Hasty for the Dark: Selected Horrors
Page 17
There was often a trail of blood leading from a toilet stall to the sink area. I only looked inside the stall once and saw that the epicentre of the mutilation had not been flushed away. Swirls of black hair and a yellow jelly substance floated in the bowl, surrounded by toilet paper and fresh blood. The mutilator wanted their mess to be found; they wanted a physical manifestation of their pain to be seen by the next person who used the facility. This was not uncommon. Like caged animals driven neurotic by uniformity and captivity, we often smeared the walls of the staff toilet with our matter.
I wondered, not for the first time, if someone had also offered a pound of flesh, in ironic tribute, to the silent sterility, to the humming of the lights and the clicking of fingers on keyboards, to the callous, inscrutable but unscrupulous executive and to the almost pointless endeavours that we were engaged in at our desks. Many years ago a woman even took one of her own eyes out with a letter opener. I didn’t see the incident, but there was whispering for hours about how she was spirited away by security, soon after the incident, and dragged screaming down the stairs. There was more screaming outside the building and then silence.
Sometimes, when work was simply insufferable, I felt an urge to open my throat over a bathroom sink, to hold myself upright and to gush euphorically onto the porcelain; to beard myself in blood, to sacrifice and martyr myself in a way that would not be forgotten, at least not for a few days, while also punishing myself for my inability to escape the situation or change my circumstances.
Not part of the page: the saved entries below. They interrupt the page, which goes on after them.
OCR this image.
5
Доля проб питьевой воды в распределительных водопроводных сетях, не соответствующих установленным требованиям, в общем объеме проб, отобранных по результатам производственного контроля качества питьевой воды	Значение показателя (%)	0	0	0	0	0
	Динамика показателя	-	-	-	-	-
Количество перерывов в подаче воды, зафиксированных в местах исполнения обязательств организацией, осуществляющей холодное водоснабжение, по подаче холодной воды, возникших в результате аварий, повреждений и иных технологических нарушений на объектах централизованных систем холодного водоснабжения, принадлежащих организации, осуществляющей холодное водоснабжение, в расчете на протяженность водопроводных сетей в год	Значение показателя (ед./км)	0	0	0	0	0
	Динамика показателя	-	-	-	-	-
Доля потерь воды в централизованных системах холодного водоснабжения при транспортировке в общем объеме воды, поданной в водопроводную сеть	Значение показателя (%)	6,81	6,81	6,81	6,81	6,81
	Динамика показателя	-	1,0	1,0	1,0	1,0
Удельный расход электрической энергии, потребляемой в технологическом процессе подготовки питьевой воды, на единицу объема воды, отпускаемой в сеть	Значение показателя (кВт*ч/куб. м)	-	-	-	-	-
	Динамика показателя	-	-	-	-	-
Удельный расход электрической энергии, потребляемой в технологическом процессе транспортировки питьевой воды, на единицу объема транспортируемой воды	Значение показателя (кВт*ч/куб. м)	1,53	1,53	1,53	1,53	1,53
About four weeks before my end, I returned to my desk after I had been contemplating this mystery colleague’s self-destruction in a communal toilet facility, to read a new message in my inbox. A message that would change not only my life but the world I had known. The company’s internal communication service had delivered a message from middle management entitled: CONSULTANCY PERIOD.
I had been anticipating the white envelope, but that did not prevent my stunned disbelief and the cold tourniquet of dread that reduced me to paralysis. But by the day’s end the shock had gradually eased into a heavy, fatiguing, though curiously warm sensation, born of something deep-seated, wild and reckless. This might have been acceptance or acknowledgement. It might have been my response to something that signalled the end of the apprehension that had sickened me for as long as I had worked at that company as an editor. The notification might also have signified a profound psychological fracture that rendered me irreparably broken, and unsure of my thoughts and actions thereafter. I still don’t know.
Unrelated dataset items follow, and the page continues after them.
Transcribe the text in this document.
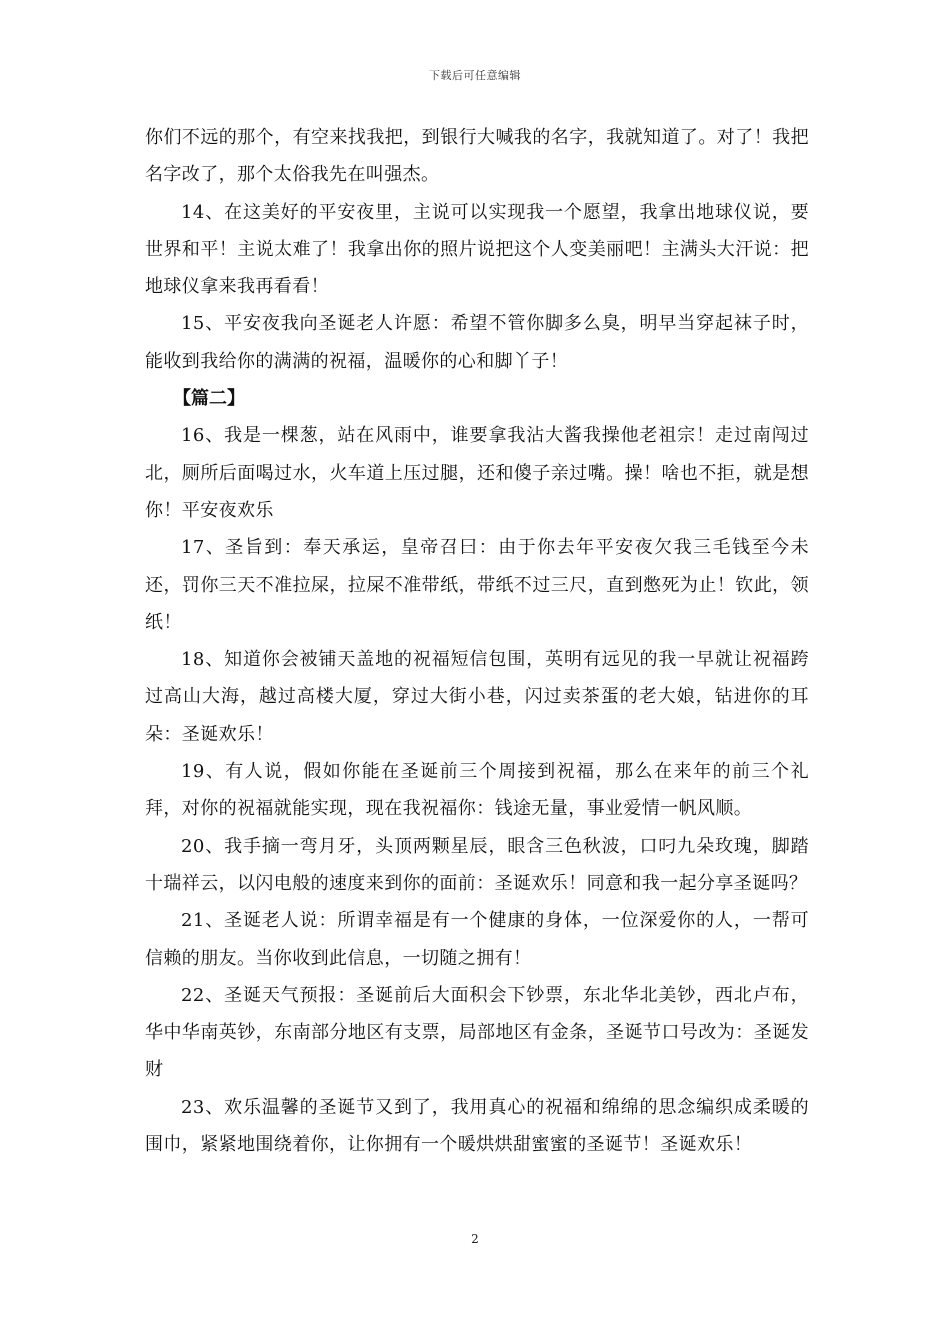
下载后可任意编辑

你们不远的那个，有空来找我把，到银行大喊我的名字，我就知道了。对了！我把名字改了，那个太俗我先在叫强杰。

14、在这美好的平安夜里，主说可以实现我一个愿望，我拿出地球仪说，要世界和平！主说太难了！我拿出你的照片说把这个人变美丽吧！主满头大汗说：把地球仪拿来我再看看！

15、平安夜我向圣诞老人许愿：希望不管你脚多么臭，明早当穿起袜子时，能收到我给你的满满的祝福，温暖你的心和脚丫子！

【篇二】

16、我是一棵葱，站在风雨中，谁要拿我沾大酱我操他老祖宗！走过南闯过北，厕所后面喝过水，火车道上压过腿，还和傻子亲过嘴。操！啥也不拒，就是想你！平安夜欢乐

17、圣旨到：奉天承运，皇帝召曰：由于你去年平安夜欠我三毛钱至今未还，罚你三天不准拉屎，拉屎不准带纸，带纸不过三尺，直到憋死为止！钦此，领纸！

18、知道你会被铺天盖地的祝福短信包围，英明有远见的我一早就让祝福跨过高山大海，越过高楼大厦，穿过大街小巷，闪过卖茶蛋的老大娘，钻进你的耳朵：圣诞欢乐！

19、有人说，假如你能在圣诞前三个周接到祝福，那么在来年的前三个礼拜，对你的祝福就能实现，现在我祝福你：钱途无量，事业爱情一帆风顺。

20、我手摘一弯月牙，头顶两颗星辰，眼含三色秋波，口叼九朵玫瑰，脚踏十瑞祥云，以闪电般的速度来到你的面前：圣诞欢乐！同意和我一起分享圣诞吗？

21、圣诞老人说：所谓幸福是有一个健康的身体，一位深爱你的人，一帮可信赖的朋友。当你收到此信息，一切随之拥有！

22、圣诞天气预报：圣诞前后大面积会下钞票，东北华北美钞，西北卢布，华中华南英钞，东南部分地区有支票，局部地区有金条，圣诞节口号改为：圣诞发财

23、欢乐温馨的圣诞节又到了，我用真心的祝福和绵绵的思念编织成柔暖的围巾，紧紧地围绕着你，让你拥有一个暖烘烘甜蜜蜜的圣诞节！圣诞欢乐！

2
Messages that had been sent to me from my authors during the previous month must have precipitated my demise. My work had always been beset by problems, but never of the magnitude of that final month. I had become unable to think of a way of surviving a series of setbacks that had been the result of a long momentum of decline within my publishing responsibilities.
So traumatic was that day that I deliberately suppressed any thought of my grim future. I only allowed myself to think of the light that I kept hidden at home. Back then, in my darkest hours, my only comfort came from the light. My Reliquary of Light. And that night I knew that I must open that simple wooden box once more, to gaze into what may have been the last ember of celestial light on Earth.
Working alone, each editor in the company published at least one hundred books per year. The company kept all rights to the authors’ works and paid a competitive seven per cent net royalty. But, as all of our books retailed at ten pence, and because the retailer kept sixty per cent of every ten-penny sale, and because nearly all of our books were pirated anyway, I had been finding it increasingly hard to keep authors on my fiction lists.
A fortnight before my consultancy began, I had been informed that my best author, a writer of mystery stories, had killed himself. He used to write a novel every eleven days and had produced half of my list during the last ten years of my service. Despite his productivity and reasonable popularity, he was able to earn just enough to occupy part of the communal area in a block of flats. He’d lived under a staircase in a cardboard shelter and fed himself on sufficient soya and yeast products to remain alive and committed to his work. Without leaving a note, or delivering his last commissioned work, he had leaped under a high-speed train in a place where this city joins with the next.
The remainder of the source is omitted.